I loved the character exchanges and dialogue, in particular the lines spoken by Neeson and I found his performance friendly and creepy at the same time. His love of adorning his bedroom wall with photos of his corpses, one boasting emotion with their eyes open, the other of them at peace in their coffins, reminded me of the unstable photo employee Robin Williams played in One Hour Photo (2002), who by comparison adorns his walls with photos of a suburban family he is obsessed with.
I enjoyed Ricci’s performance though I am hesitant, given that much of the role requires her to run around the mortuary either drugged up in red negligee and panties, while others she is sprawled out naked on the table, to say she makes a good looking corpse. I suspect fans of Maxim magazine who thrive on viewing scantily clad photos of female celebrities on a monthly basis will have no complaints in this department.

The trouble with her character is the same problem I had with Hillary Swank’s female aviator from last year’s box office failure, Amelia. The performance is just not good enough to make me feel for her emotionally and hope she might get out of this horrific dilemma. Like Swank’s Amelia where I found it hard to hope she would not meet her grim fate as history records, when Anna talks about the things she wished she had done when she was alive, the time to feel for her comes too late.

The film’s other downfall is the unique twist that’s revealed in the end. I am not going to tell you how it ends. What I will say is it’s not the kind of twist that makes one either laugh or walk out in unexpected amazement as the end credits roll that gets audience members asking each other, “What did you think of that ending?”

Is After.Life a grim, somber psychological horror and perhaps maybe even an intriguing murder mystery? Yes. Is it fun in the way one enjoys being scared? No. Even the hauntingly, slow moving song by Radiohead called "Exit Music" played as the end credits roll leaves one with a feeling a utter hopelessness. Will After.Life make it in the top ten box office hits for any week? No.

The film borderlines more between that of an independent art house film and a cult movie. I know it will likely have an “After Life” on DVD and Blu-ray, in particular, during Halloween.

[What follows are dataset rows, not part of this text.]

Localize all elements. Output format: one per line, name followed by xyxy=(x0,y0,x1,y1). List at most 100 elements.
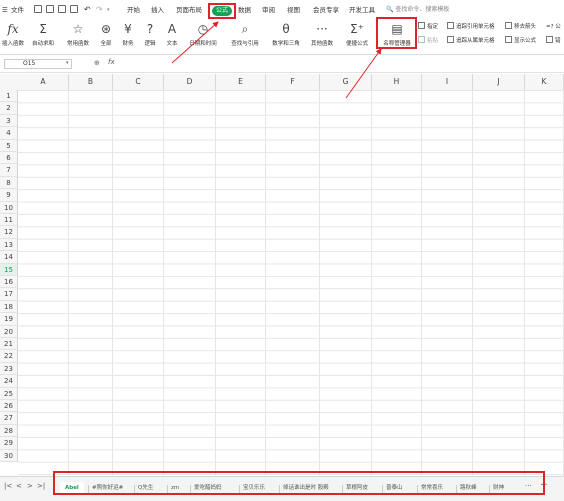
row-header-10[interactable]: 10 xyxy=(0,201,18,214)
row-header-4[interactable]: 4 xyxy=(0,127,18,140)
name-box-dropdown-icon[interactable]: ▾ xyxy=(66,60,69,66)
show-formulas-button[interactable]: 显示公式 xyxy=(505,36,536,46)
row-header-18[interactable]: 18 xyxy=(0,300,18,314)
other-functions-button[interactable]: ··· 其他函数 xyxy=(305,20,339,54)
row-header-28[interactable]: 28 xyxy=(0,424,18,438)
column-header-a[interactable]: A xyxy=(18,74,69,90)
row-header-19[interactable]: 19 xyxy=(0,313,18,326)
text-icon: A xyxy=(167,22,177,36)
row-header-30[interactable]: 30 xyxy=(0,449,18,462)
common-functions-button[interactable]: ☆ 常用函数 xyxy=(61,20,95,54)
row-header-24[interactable]: 24 xyxy=(0,375,18,388)
column-gridline xyxy=(112,90,113,476)
all-functions-icon: ⊛ xyxy=(100,22,112,36)
hamburger-menu-icon[interactable]: ☰ xyxy=(2,4,8,16)
next-sheet-icon[interactable]: > xyxy=(27,482,33,490)
all-functions-button[interactable]: ⊛ 全部 xyxy=(96,20,116,54)
command-search[interactable]: 🔍 查找命令、搜索模板 xyxy=(386,4,449,16)
autosum-button[interactable]: Σ 自动求和 xyxy=(28,20,58,54)
name-box[interactable]: O15 xyxy=(4,59,72,69)
formula-evaluate-button[interactable]: =? 公 xyxy=(546,22,561,32)
row-header-23[interactable]: 23 xyxy=(0,362,18,376)
row-header-26[interactable]: 26 xyxy=(0,400,18,413)
text-functions-button[interactable]: A 文本 xyxy=(162,20,182,54)
lookup-functions-button[interactable]: ⌕ 查找与引用 xyxy=(226,20,264,54)
logical-functions-button[interactable]: ? 逻辑 xyxy=(140,20,160,54)
print-preview-icon[interactable] xyxy=(70,5,78,13)
row-header-9[interactable]: 9 xyxy=(0,189,18,202)
tab-home[interactable]: 开始 xyxy=(127,4,140,16)
column-header-j[interactable]: J xyxy=(473,74,525,90)
datetime-functions-button[interactable]: ◷ 日期和时间 xyxy=(184,20,222,54)
row-header-17[interactable]: 17 xyxy=(0,288,18,301)
row-header-21[interactable]: 21 xyxy=(0,338,18,351)
cell-area[interactable] xyxy=(18,90,564,476)
column-header-i[interactable]: I xyxy=(422,74,473,90)
remove-arrows-button[interactable]: 移去箭头 xyxy=(505,22,536,32)
customize-chevron-icon[interactable]: ▾ xyxy=(107,4,110,16)
row-header-12[interactable]: 12 xyxy=(0,226,18,239)
error-check-button[interactable]: 错 xyxy=(546,36,561,46)
paste-name-button[interactable]: 粘贴 xyxy=(418,36,438,46)
row-header-1[interactable]: 1 xyxy=(0,90,18,103)
define-name-button[interactable]: 指定 xyxy=(418,22,438,32)
trace-dependents-icon xyxy=(447,36,454,43)
row-header-20[interactable]: 20 xyxy=(0,325,18,338)
row-header-16[interactable]: 16 xyxy=(0,276,18,289)
highlight-formula-tab xyxy=(208,3,236,19)
convenient-formula-button[interactable]: Σ⁺ 便捷公式 xyxy=(340,20,374,54)
fx-label[interactable]: fx xyxy=(108,58,115,66)
tab-developer[interactable]: 开发工具 xyxy=(349,4,375,16)
row-header-14[interactable]: 14 xyxy=(0,251,18,264)
row-header-27[interactable]: 27 xyxy=(0,412,18,425)
tab-data[interactable]: 数据 xyxy=(238,4,251,16)
column-header-b[interactable]: B xyxy=(69,74,113,90)
row-header-13[interactable]: 13 xyxy=(0,238,18,252)
more-icon: ··· xyxy=(316,22,328,36)
prev-sheet-icon[interactable]: < xyxy=(16,482,22,490)
tab-page-layout[interactable]: 页面布局 xyxy=(176,4,202,16)
trace-precedents-button[interactable]: 追踪引用单元格 xyxy=(447,22,495,32)
column-header-k[interactable]: K xyxy=(525,74,564,90)
row-header-5[interactable]: 5 xyxy=(0,139,18,152)
row-header-8[interactable]: 8 xyxy=(0,176,18,190)
column-header-c[interactable]: C xyxy=(113,74,164,90)
first-sheet-icon[interactable]: |< xyxy=(4,482,12,490)
menu-bar: ☰ 文件 ↶ ↷ ▾ 开始 插入 页面布局 公式 数据 审阅 视图 会员专享 开… xyxy=(0,0,564,20)
print-icon[interactable] xyxy=(58,5,66,13)
column-header-e[interactable]: E xyxy=(216,74,266,90)
clock-icon: ◷ xyxy=(197,22,209,36)
undo-icon[interactable]: ↶ xyxy=(84,4,91,16)
column-header-h[interactable]: H xyxy=(372,74,422,90)
export-icon[interactable] xyxy=(46,5,54,13)
row-header-2[interactable]: 2 xyxy=(0,102,18,115)
tab-review[interactable]: 审阅 xyxy=(262,4,275,16)
row-header-15[interactable]: 15 xyxy=(0,263,18,276)
formula-bar: O15 ▾ ⊕ fx xyxy=(0,56,564,73)
insert-function-button[interactable]: fx 插入函数 xyxy=(0,20,26,54)
row-header-11[interactable]: 11 xyxy=(0,214,18,227)
tab-view[interactable]: 视图 xyxy=(287,4,300,16)
tab-member[interactable]: 会员专享 xyxy=(313,4,339,16)
star-icon: ☆ xyxy=(72,22,84,36)
trace-dependents-button[interactable]: 追踪从属单元格 xyxy=(447,36,495,46)
redo-icon[interactable]: ↷ xyxy=(96,4,103,16)
zoom-icon[interactable]: ⊕ xyxy=(94,59,100,67)
last-sheet-icon[interactable]: >| xyxy=(37,482,45,490)
row-header-6[interactable]: 6 xyxy=(0,152,18,165)
column-header-f[interactable]: F xyxy=(266,74,320,90)
financial-functions-button[interactable]: ¥ 财务 xyxy=(118,20,138,54)
math-functions-button[interactable]: θ 数学和三角 xyxy=(267,20,305,54)
column-header-d[interactable]: D xyxy=(164,74,216,90)
menu-file[interactable]: 文件 xyxy=(11,4,24,16)
tab-insert[interactable]: 插入 xyxy=(151,4,164,16)
save-icon[interactable] xyxy=(34,5,42,13)
row-header-3[interactable]: 3 xyxy=(0,114,18,128)
row-header-7[interactable]: 7 xyxy=(0,164,18,177)
math-icon: θ xyxy=(282,22,290,36)
row-header-22[interactable]: 22 xyxy=(0,350,18,363)
column-header-g[interactable]: G xyxy=(320,74,372,90)
lookup-icon: ⌕ xyxy=(241,22,249,36)
row-header-29[interactable]: 29 xyxy=(0,437,18,450)
row-header-25[interactable]: 25 xyxy=(0,387,18,400)
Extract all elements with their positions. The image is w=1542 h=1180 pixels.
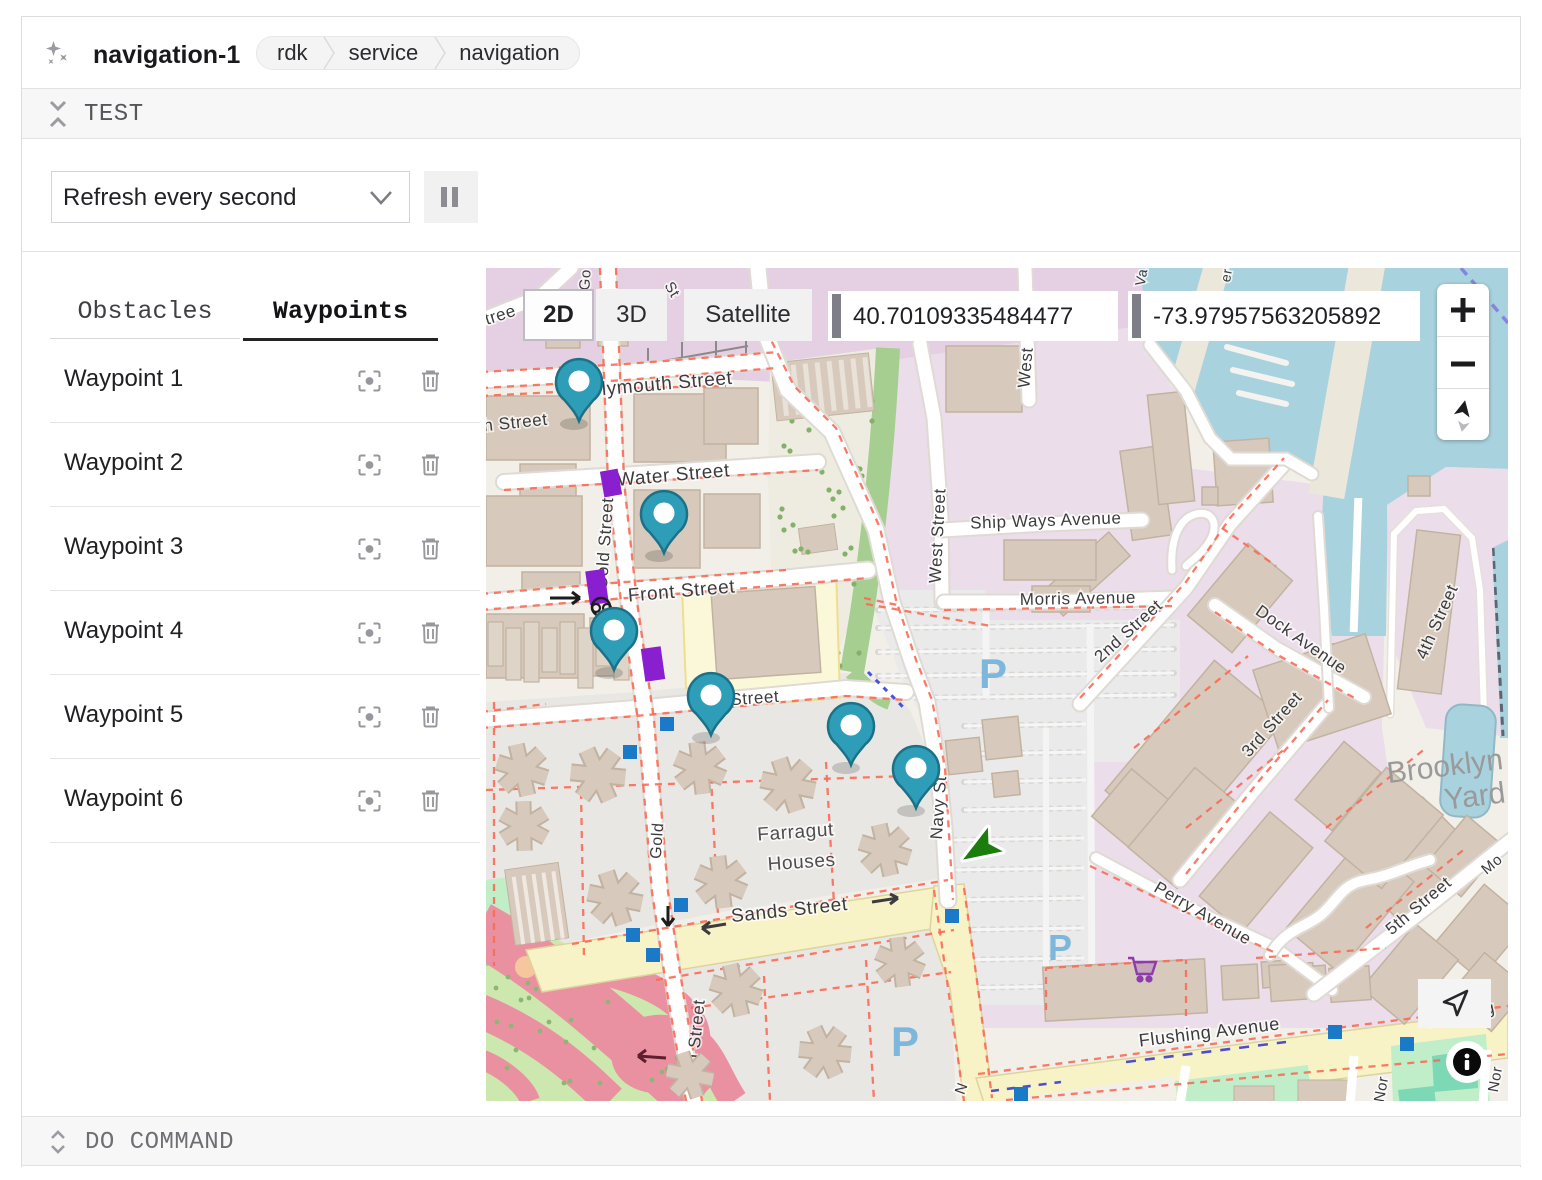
svg-text:P: P bbox=[891, 1018, 919, 1065]
svg-text:er: er bbox=[1217, 268, 1235, 283]
svg-text:P: P bbox=[1048, 927, 1072, 968]
svg-text:Go: Go bbox=[576, 269, 594, 291]
svg-text:Gold: Gold bbox=[648, 822, 667, 859]
svg-text:West: West bbox=[1014, 346, 1036, 388]
svg-text:Morris Avenue: Morris Avenue bbox=[1020, 588, 1136, 609]
svg-text:P: P bbox=[979, 650, 1007, 697]
svg-text:Va: Va bbox=[1132, 268, 1151, 287]
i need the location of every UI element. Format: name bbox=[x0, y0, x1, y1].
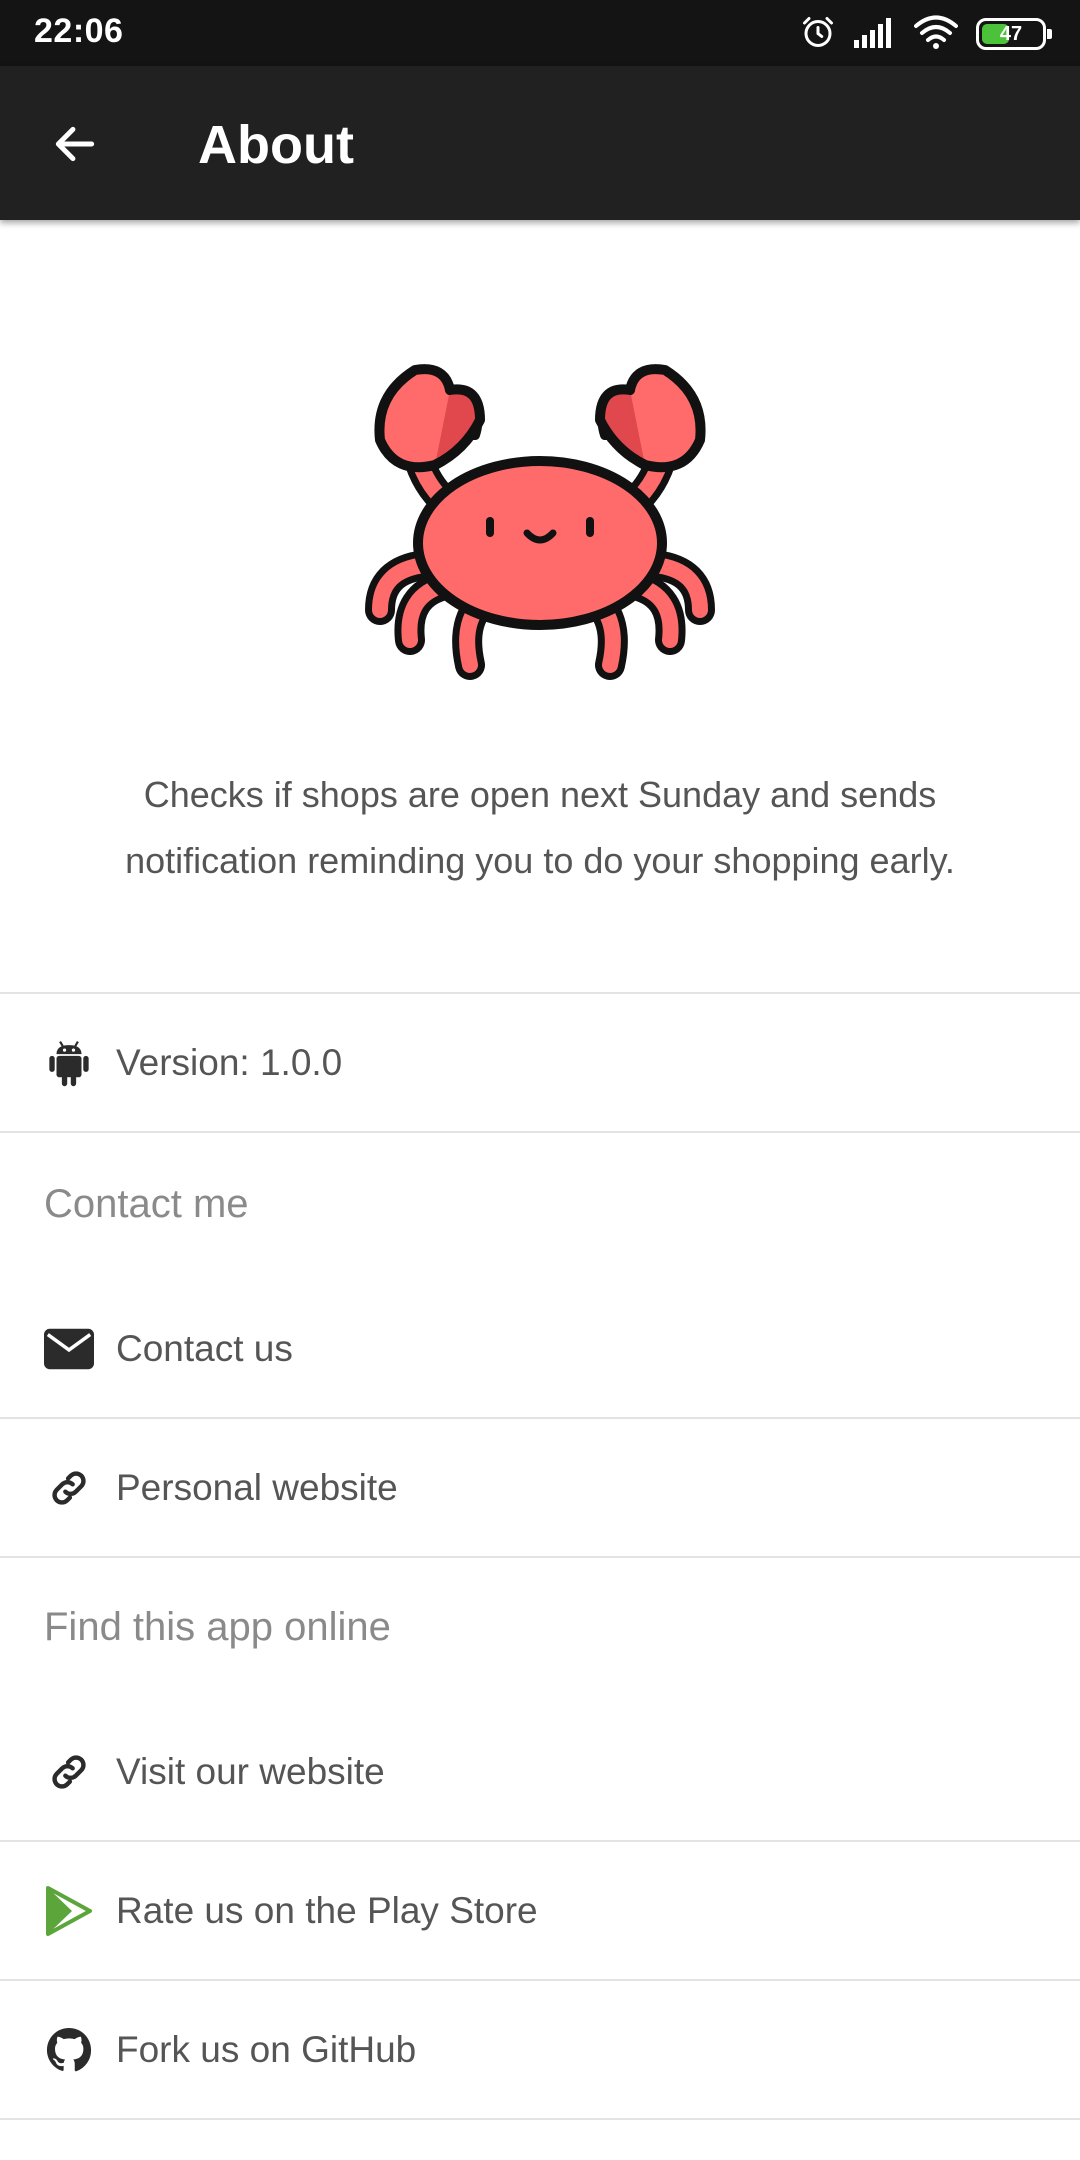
android-icon bbox=[44, 1038, 94, 1088]
rate-play-store-label: Rate us on the Play Store bbox=[116, 1889, 538, 1931]
contact-us-label: Contact us bbox=[116, 1327, 293, 1369]
app-description: Checks if shops are open next Sunday and… bbox=[125, 774, 955, 881]
status-time: 22:06 bbox=[34, 12, 124, 50]
battery-icon: 47 bbox=[976, 18, 1052, 50]
fork-github-label: Fork us on GitHub bbox=[116, 2028, 417, 2070]
version-row[interactable]: Version: 1.0.0 bbox=[0, 994, 1080, 1133]
contact-us-row[interactable]: Contact us bbox=[0, 1280, 1080, 1419]
wifi-icon bbox=[914, 15, 958, 54]
link-icon bbox=[44, 1747, 94, 1797]
crab-logo bbox=[355, 325, 725, 695]
version-label: Version: 1.0.0 bbox=[116, 1041, 343, 1083]
status-icons: 47 bbox=[800, 12, 1052, 56]
visit-website-row[interactable]: Visit our website bbox=[0, 1703, 1080, 1842]
envelope-icon bbox=[44, 1324, 94, 1374]
fork-github-row[interactable]: Fork us on GitHub bbox=[0, 1981, 1080, 2120]
personal-website-label: Personal website bbox=[116, 1466, 398, 1508]
alarm-icon bbox=[800, 14, 836, 55]
page-title: About bbox=[198, 115, 354, 175]
github-icon bbox=[44, 2025, 94, 2075]
app-bar: About bbox=[0, 66, 1080, 220]
personal-website-row[interactable]: Personal website bbox=[0, 1419, 1080, 1558]
rate-play-store-row[interactable]: Rate us on the Play Store bbox=[0, 1842, 1080, 1981]
play-store-icon bbox=[44, 1885, 94, 1936]
visit-website-label: Visit our website bbox=[116, 1750, 385, 1792]
status-bar: 22:06 47 bbox=[0, 0, 1080, 66]
section-header-online: Find this app online bbox=[44, 1605, 391, 1649]
signal-icon bbox=[854, 16, 896, 53]
link-icon bbox=[44, 1463, 94, 1513]
back-button[interactable] bbox=[40, 109, 110, 179]
section-header-contact: Contact me bbox=[44, 1182, 249, 1226]
arrow-left-icon bbox=[55, 126, 95, 162]
crab-illustration bbox=[365, 364, 715, 680]
battery-percent: 47 bbox=[999, 23, 1023, 45]
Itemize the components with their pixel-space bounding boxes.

Or maybe in a time where city councils are passing laws barring people from using cell phones and text messaging while driving, perhaps someone will use an early clip from the movie showing how Anna wound up on that metallic slab in the first place. She was fiddling around in her purse looking for her cell phone at the time. That might make for a good public service message as a means to tell people to concentrate more on the road, especially when driving at night during a heavy thunderstorm.